Hunters are also reminded that they can take an antlerless deer during archery season with a buck tag from a combination license or an archery license.

Archery season continues through Nov. 14, then takes a 16-day break for
firearms season. It reopens Dec. 1 and runs through Jan. 1.

DNR officials ask hunters to voluntarily bring their deer to a check station, but remind hunters that a mandatory deer check is required in the nine townships in Kent County surrounding the captive deer facility that produced a deer with CWD.

The DNR is committed to the conservation, protection, management, use and enjoyment of the state's natural resources for current and future generations.


----------



## radiohead (Apr 11, 2006)

Sweet!
I was wondering when archery season was going to open up this year.


----------



## Cedar Swamp (Oct 8, 2004)

I better start practicing tonight so I can wound something tomorrow. Can we use bait during this new season ?

Relax, only joking...


----------



## Matt V (Dec 8, 2004)

Cedar Swamp said:


> I better start practicing tonight so I can wound something tomorrow.
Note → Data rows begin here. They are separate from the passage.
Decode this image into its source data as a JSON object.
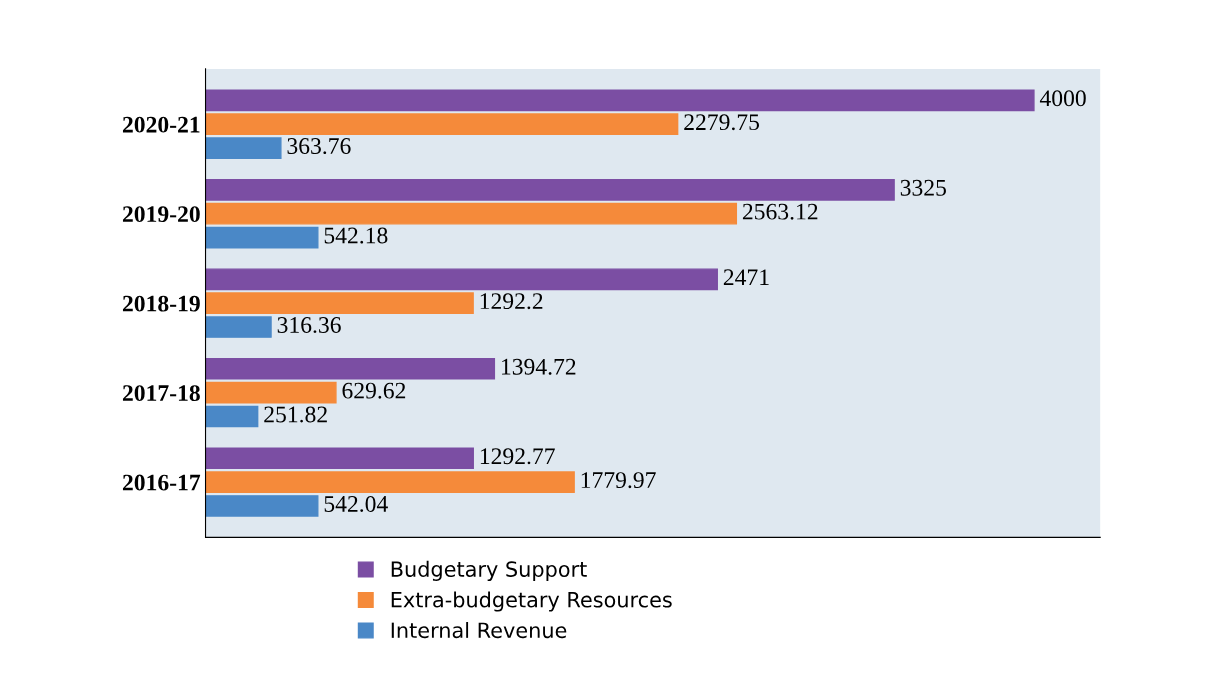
{
  "chart_data": {
    "type": "bar",
    "orientation": "horizontal",
    "categories": [
      "2020-21",
      "2019-20",
      "2018-19",
      "2017-18",
      "2016-17"
    ],
    "series": [
      {
        "name": "Budgetary Support",
        "color": "#7b4ea3",
        "values": [
          4000,
          3325,
          2471,
          1394.72,
          1292.77
        ]
      },
      {
        "name": "Extra-budgetary Resources",
        "color": "#f58a3a",
        "values": [
          2279.75,
          2563.12,
          1292.2,
          629.62,
          1779.97
        ]
      },
      {
        "name": "Internal Revenue",
        "color": "#4a88c7",
        "values": [
          363.76,
          542.18,
          316.36,
          251.82,
          542.04
        ]
      }
    ],
    "data_labels": true,
    "tick_labels": "y",
    "legend": "bottom",
    "grid": false
  }
}
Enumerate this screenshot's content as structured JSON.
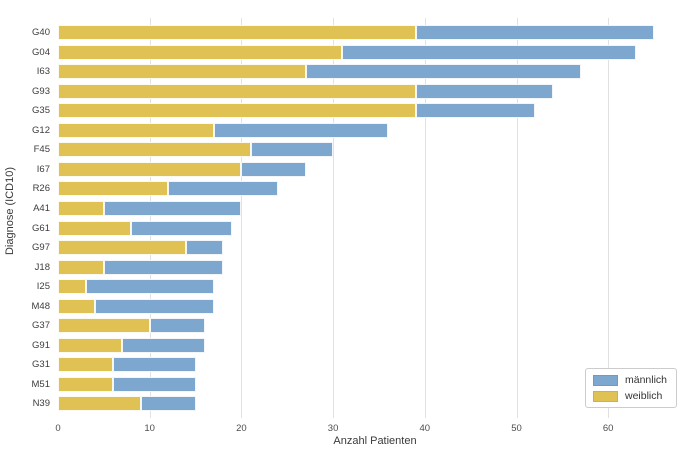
{
  "chart_data": {
    "type": "bar",
    "orientation": "horizontal",
    "stacked": true,
    "title": "",
    "xlabel": "Anzahl Patienten",
    "ylabel": "Diagnose (ICD10)",
    "categories": [
      "G40",
      "G04",
      "I63",
      "G93",
      "G35",
      "G12",
      "F45",
      "I67",
      "R26",
      "A41",
      "G61",
      "G97",
      "J18",
      "I25",
      "M48",
      "G37",
      "G91",
      "G31",
      "M51",
      "N39"
    ],
    "series": [
      {
        "name": "weiblich",
        "color": "#e0c154",
        "values": [
          39,
          31,
          27,
          39,
          39,
          17,
          21,
          20,
          12,
          5,
          8,
          14,
          5,
          3,
          4,
          10,
          7,
          6,
          6,
          9
        ]
      },
      {
        "name": "männlich",
        "color": "#7da7cf",
        "values": [
          26,
          32,
          30,
          15,
          13,
          19,
          9,
          7,
          12,
          15,
          11,
          4,
          13,
          14,
          13,
          6,
          9,
          9,
          9,
          6
        ]
      }
    ],
    "x_ticks": [
      0,
      10,
      20,
      30,
      40,
      50,
      60
    ],
    "xlim": [
      0,
      68.25
    ],
    "grid": true,
    "background_color": "#ffffff",
    "gridline_color": "#e1e1e1",
    "legend": {
      "position": "lower right",
      "entries": [
        {
          "label": "männlich",
          "color": "#7da7cf"
        },
        {
          "label": "weiblich",
          "color": "#e0c154"
        }
      ]
    }
  }
}
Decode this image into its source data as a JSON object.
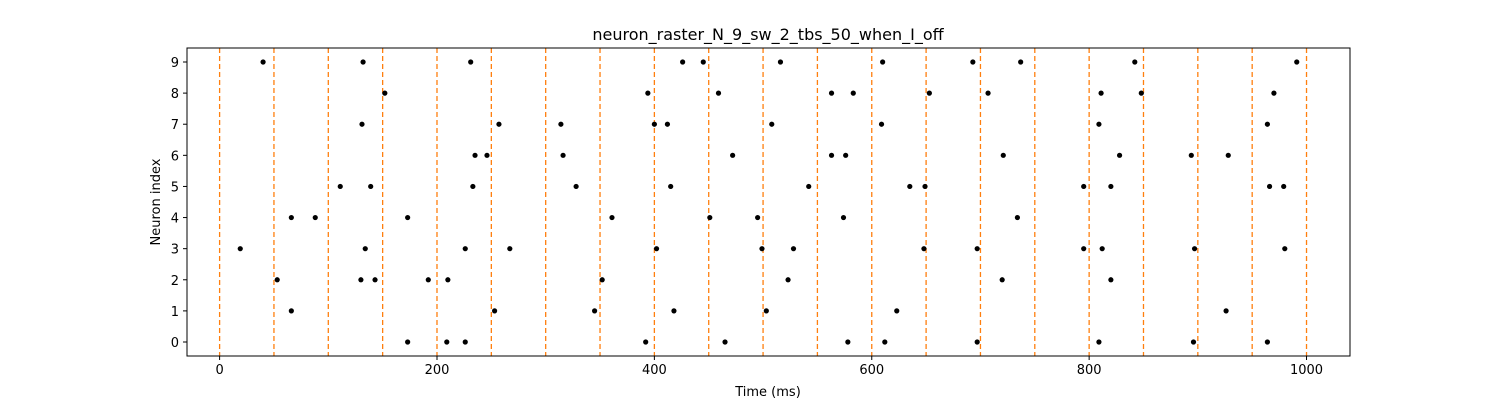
{
  "chart_data": {
    "type": "scatter",
    "title": "neuron_raster_N_9_sw_2_tbs_50_when_I_off",
    "xlabel": "Time (ms)",
    "ylabel": "Neuron index",
    "xlim": [
      -30,
      1040
    ],
    "ylim": [
      -0.45,
      9.45
    ],
    "xticks": [
      0,
      200,
      400,
      600,
      800,
      1000
    ],
    "yticks": [
      0,
      1,
      2,
      3,
      4,
      5,
      6,
      7,
      8,
      9
    ],
    "grid": false,
    "point_color": "#000000",
    "vline_color": "#ff7f0e",
    "vlines": [
      0,
      50,
      100,
      150,
      200,
      250,
      300,
      350,
      400,
      450,
      500,
      550,
      600,
      650,
      700,
      750,
      800,
      850,
      900,
      950,
      1000
    ],
    "series": [
      {
        "points": [
          [
            40,
            9
          ],
          [
            132,
            9
          ],
          [
            231,
            9
          ],
          [
            426,
            9
          ],
          [
            445,
            9
          ],
          [
            516,
            9
          ],
          [
            610,
            9
          ],
          [
            693,
            9
          ],
          [
            737,
            9
          ],
          [
            842,
            9
          ],
          [
            991,
            9
          ],
          [
            152,
            8
          ],
          [
            394,
            8
          ],
          [
            459,
            8
          ],
          [
            563,
            8
          ],
          [
            583,
            8
          ],
          [
            653,
            8
          ],
          [
            707,
            8
          ],
          [
            811,
            8
          ],
          [
            848,
            8
          ],
          [
            970,
            8
          ],
          [
            131,
            7
          ],
          [
            257,
            7
          ],
          [
            314,
            7
          ],
          [
            400,
            7
          ],
          [
            412,
            7
          ],
          [
            508,
            7
          ],
          [
            609,
            7
          ],
          [
            809,
            7
          ],
          [
            964,
            7
          ],
          [
            235,
            6
          ],
          [
            246,
            6
          ],
          [
            316,
            6
          ],
          [
            472,
            6
          ],
          [
            563,
            6
          ],
          [
            576,
            6
          ],
          [
            721,
            6
          ],
          [
            828,
            6
          ],
          [
            894,
            6
          ],
          [
            928,
            6
          ],
          [
            111,
            5
          ],
          [
            139,
            5
          ],
          [
            233,
            5
          ],
          [
            328,
            5
          ],
          [
            415,
            5
          ],
          [
            542,
            5
          ],
          [
            635,
            5
          ],
          [
            649,
            5
          ],
          [
            795,
            5
          ],
          [
            820,
            5
          ],
          [
            966,
            5
          ],
          [
            979,
            5
          ],
          [
            66,
            4
          ],
          [
            88,
            4
          ],
          [
            173,
            4
          ],
          [
            361,
            4
          ],
          [
            451,
            4
          ],
          [
            495,
            4
          ],
          [
            574,
            4
          ],
          [
            734,
            4
          ],
          [
            19,
            3
          ],
          [
            134,
            3
          ],
          [
            226,
            3
          ],
          [
            267,
            3
          ],
          [
            402,
            3
          ],
          [
            499,
            3
          ],
          [
            528,
            3
          ],
          [
            648,
            3
          ],
          [
            697,
            3
          ],
          [
            795,
            3
          ],
          [
            812,
            3
          ],
          [
            897,
            3
          ],
          [
            980,
            3
          ],
          [
            53,
            2
          ],
          [
            130,
            2
          ],
          [
            143,
            2
          ],
          [
            192,
            2
          ],
          [
            210,
            2
          ],
          [
            352,
            2
          ],
          [
            523,
            2
          ],
          [
            720,
            2
          ],
          [
            820,
            2
          ],
          [
            66,
            1
          ],
          [
            253,
            1
          ],
          [
            345,
            1
          ],
          [
            418,
            1
          ],
          [
            503,
            1
          ],
          [
            623,
            1
          ],
          [
            926,
            1
          ],
          [
            173,
            0
          ],
          [
            209,
            0
          ],
          [
            226,
            0
          ],
          [
            392,
            0
          ],
          [
            465,
            0
          ],
          [
            578,
            0
          ],
          [
            612,
            0
          ],
          [
            697,
            0
          ],
          [
            809,
            0
          ],
          [
            896,
            0
          ],
          [
            964,
            0
          ]
        ]
      }
    ]
  }
}
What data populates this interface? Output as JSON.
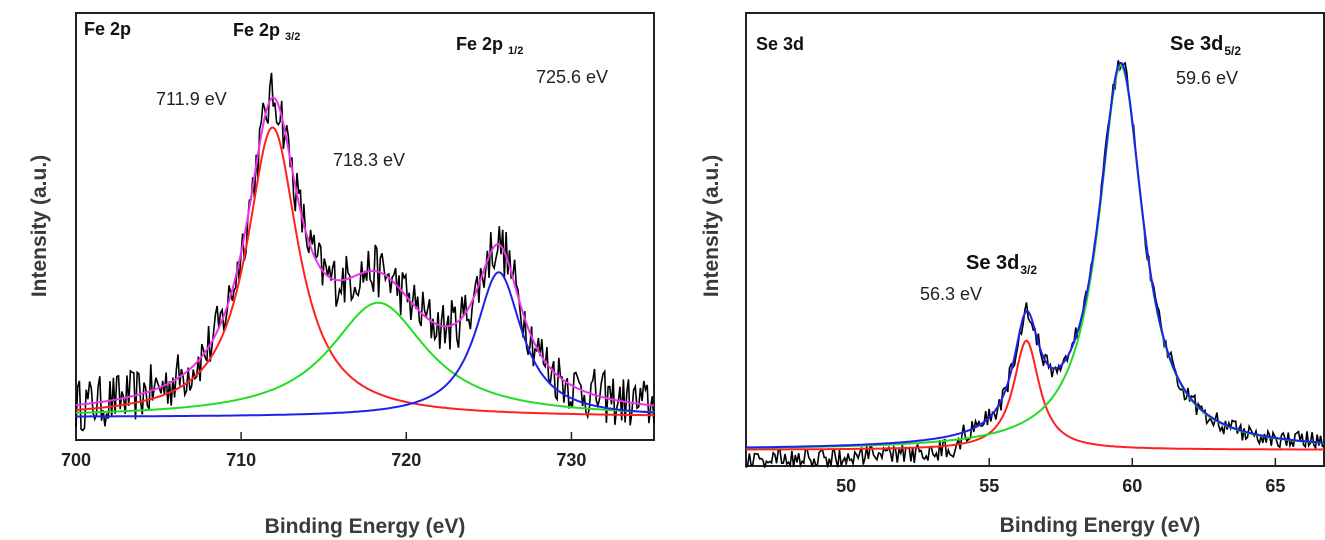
{
  "chart_data": [
    {
      "type": "line",
      "panel_label": "Fe 2p",
      "xlabel": "Binding Energy (eV)",
      "ylabel": "Intensity (a.u.)",
      "xlim": [
        700,
        735
      ],
      "xticks": [
        700,
        710,
        720,
        730
      ],
      "y_ticks_shown": false,
      "annotations": [
        {
          "text": "Fe 2p",
          "sub": "3/2",
          "x": 711.9
        },
        {
          "text": "Fe 2p",
          "sub": "1/2",
          "x": 725.6
        },
        {
          "text": "711.9 eV",
          "x": 711.9
        },
        {
          "text": "718.3 eV",
          "x": 718.3
        },
        {
          "text": "725.6 eV",
          "x": 725.6
        }
      ],
      "baseline": 0.06,
      "peaks": [
        {
          "center": 711.9,
          "height": 0.76,
          "width": 1.9,
          "color": "#ff2020"
        },
        {
          "center": 718.3,
          "height": 0.3,
          "width": 3.6,
          "color": "#22dd22"
        },
        {
          "center": 725.6,
          "height": 0.38,
          "width": 1.7,
          "color": "#2020ee"
        }
      ],
      "envelope_color": "#ee30ee",
      "experimental_color": "#000000",
      "noise_amplitude": 0.07,
      "ylim": [
        0,
        1.12
      ]
    },
    {
      "type": "line",
      "panel_label": "Se 3d",
      "xlabel": "Binding Energy (eV)",
      "ylabel": "Intensity (a.u.)",
      "xlim": [
        46.5,
        66.7
      ],
      "xticks": [
        50,
        55,
        60,
        65
      ],
      "y_ticks_shown": false,
      "annotations": [
        {
          "text": "Se 3d",
          "sub": "3/2",
          "x": 56.3
        },
        {
          "text": "Se 3d",
          "sub": "5/2",
          "x": 59.6
        },
        {
          "text": "56.3 eV",
          "x": 56.3
        },
        {
          "text": "59.6 eV",
          "x": 59.6
        }
      ],
      "baseline": 0.04,
      "peaks": [
        {
          "center": 56.3,
          "height": 0.27,
          "width": 0.55,
          "color": "#ff2020"
        },
        {
          "center": 59.6,
          "height": 0.95,
          "width": 0.95,
          "color": "#22dd22"
        }
      ],
      "envelope_color": "#2020ee",
      "experimental_color": "#000000",
      "noise_amplitude": 0.025,
      "ylim": [
        0,
        1.12
      ]
    }
  ]
}
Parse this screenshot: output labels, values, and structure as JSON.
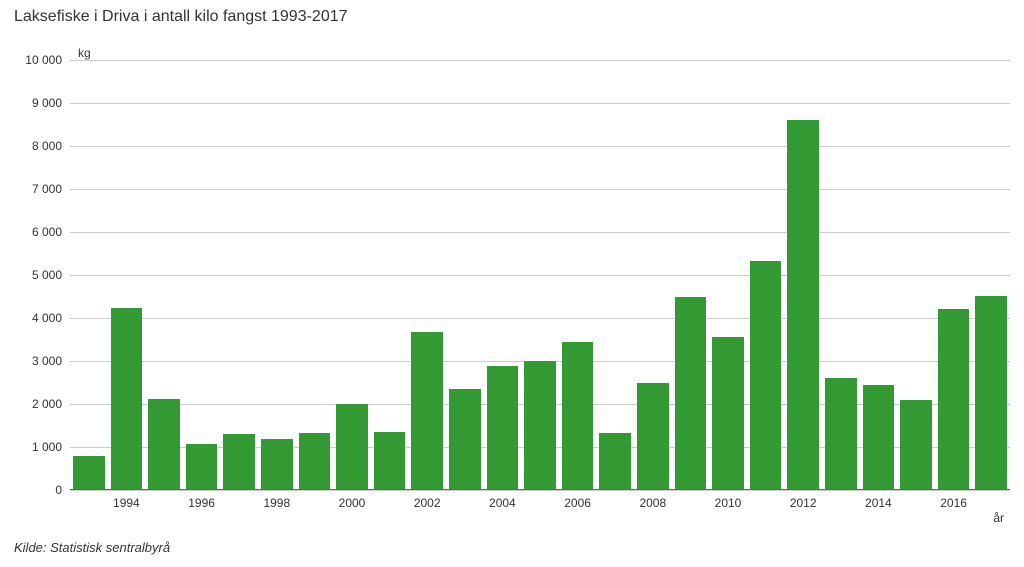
{
  "chart": {
    "type": "bar",
    "title": "Laksefiske i Driva i antall kilo fangst 1993-2017",
    "ylabel": "kg",
    "xlabel": "år",
    "source": "Kilde:  Statistisk sentralbyrå",
    "title_fontsize": 16,
    "label_fontsize": 12,
    "tick_fontsize": 12,
    "background_color": "#ffffff",
    "grid_color": "#cccccc",
    "axis_color": "#666666",
    "bar_color": "#339933",
    "bar_width_ratio": 0.84,
    "ylim": [
      0,
      10000
    ],
    "ytick_step": 1000,
    "years": [
      1993,
      1994,
      1995,
      1996,
      1997,
      1998,
      1999,
      2000,
      2001,
      2002,
      2003,
      2004,
      2005,
      2006,
      2007,
      2008,
      2009,
      2010,
      2011,
      2012,
      2013,
      2014,
      2015,
      2016,
      2017
    ],
    "values": [
      780,
      4230,
      2120,
      1080,
      1300,
      1180,
      1320,
      2000,
      1340,
      3680,
      2340,
      2880,
      3000,
      3440,
      1320,
      2480,
      4480,
      3560,
      5320,
      8600,
      2600,
      2440,
      2100,
      4200,
      4520
    ],
    "xtick_labels": [
      1994,
      1996,
      1998,
      2000,
      2002,
      2004,
      2006,
      2008,
      2010,
      2012,
      2014,
      2016
    ],
    "thousands_separator": " "
  }
}
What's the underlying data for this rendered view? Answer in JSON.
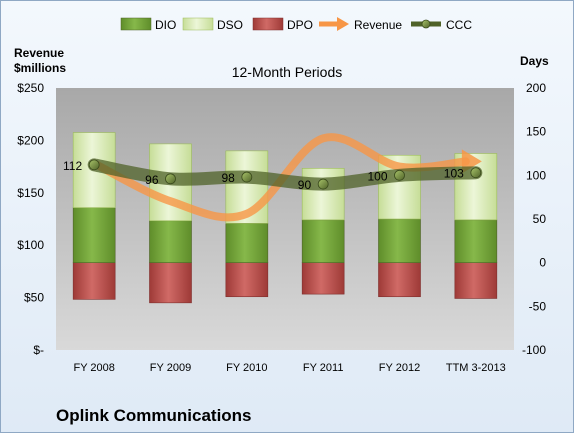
{
  "chart_data": {
    "type": "bar",
    "title": "12-Month Periods",
    "company": "Oplink Communications",
    "left_axis": {
      "label_line1": "Revenue",
      "label_line2": "$millions",
      "range": [
        0,
        250
      ],
      "tick_values": [
        0,
        50,
        100,
        150,
        200,
        250
      ],
      "tick_labels": [
        "$-",
        "$50",
        "$100",
        "$150",
        "$200",
        "$250"
      ]
    },
    "right_axis": {
      "label": "Days",
      "range": [
        -100,
        200
      ],
      "tick_values": [
        -100,
        -50,
        0,
        50,
        100,
        150,
        200
      ],
      "tick_labels": [
        "-100",
        "-50",
        "0",
        "50",
        "100",
        "150",
        "200"
      ]
    },
    "categories": [
      "FY 2008",
      "FY 2009",
      "FY 2010",
      "FY 2011",
      "FY 2012",
      "TTM 3-2013"
    ],
    "series": [
      {
        "name": "DIO",
        "type": "stacked-bar",
        "axis": "right",
        "color": "#77a83b",
        "values": [
          63,
          48,
          45,
          49,
          50,
          49
        ]
      },
      {
        "name": "DSO",
        "type": "stacked-bar",
        "axis": "right",
        "color": "#d8ebb4",
        "values": [
          86,
          88,
          83,
          59,
          73,
          76
        ]
      },
      {
        "name": "DPO",
        "type": "negative-bar",
        "axis": "right",
        "color": "#c0504d",
        "values": [
          -42,
          -46,
          -39,
          -36,
          -39,
          -41
        ]
      },
      {
        "name": "Revenue",
        "type": "arrow-line",
        "axis": "left",
        "color": "#f79646",
        "values": [
          178,
          142,
          130,
          202,
          175,
          180
        ]
      },
      {
        "name": "CCC",
        "type": "line-markers",
        "axis": "right",
        "color": "#4f6228",
        "values": [
          112,
          96,
          98,
          90,
          100,
          103
        ],
        "labels": [
          "112",
          "96",
          "98",
          "90",
          "100",
          "103"
        ]
      }
    ],
    "legend": {
      "position": "top"
    },
    "grid": false
  }
}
Can we use bait during this new season ?
> 
> Relax, only joking...


Now that is funny.....


----------



## Jet08 (Aug 21, 2007)

Matt V said:


> Now that is funny.....


  :lol:


----------



## HunterHawk (Dec 8, 2005)

holy cow i didnt know we had 4.2 million days for hunting this season!!!!

see i can play too!

ill be out every one of them!
it also says archery season takes a break!!! archery season never takes a break... i just get the orange out and join the pumpkins with my bow 

take a break my butt!! 

on a serious note... good luck this year everyone and be safe so we can share stories!


----------



## Michihunter (Jan 8, 2003)

Good luck to all you bowhunters braving the rain tomorrow. Just keep in mind that blood trails dissipate rather quickly with rain.


----------



## SuperSnapper (Nov 6, 2007)

Michihunter said:


> Good luck to all you bowhunters braving the rain tomorrow. Just keep in mind that blood trails dissipate rather quickly with rain.


A good shot will take care of this


----------



## Michihunter (Jan 8, 2003)

SuperSnapper said:


> A good shot will take care of this


So true. Unfortunately those are never guaranteed.


----------



## britches (Oct 17, 2007)

It will not rain 2marrow......if we all say it we can make it happen 

good luck....6am can't come soon enough


----------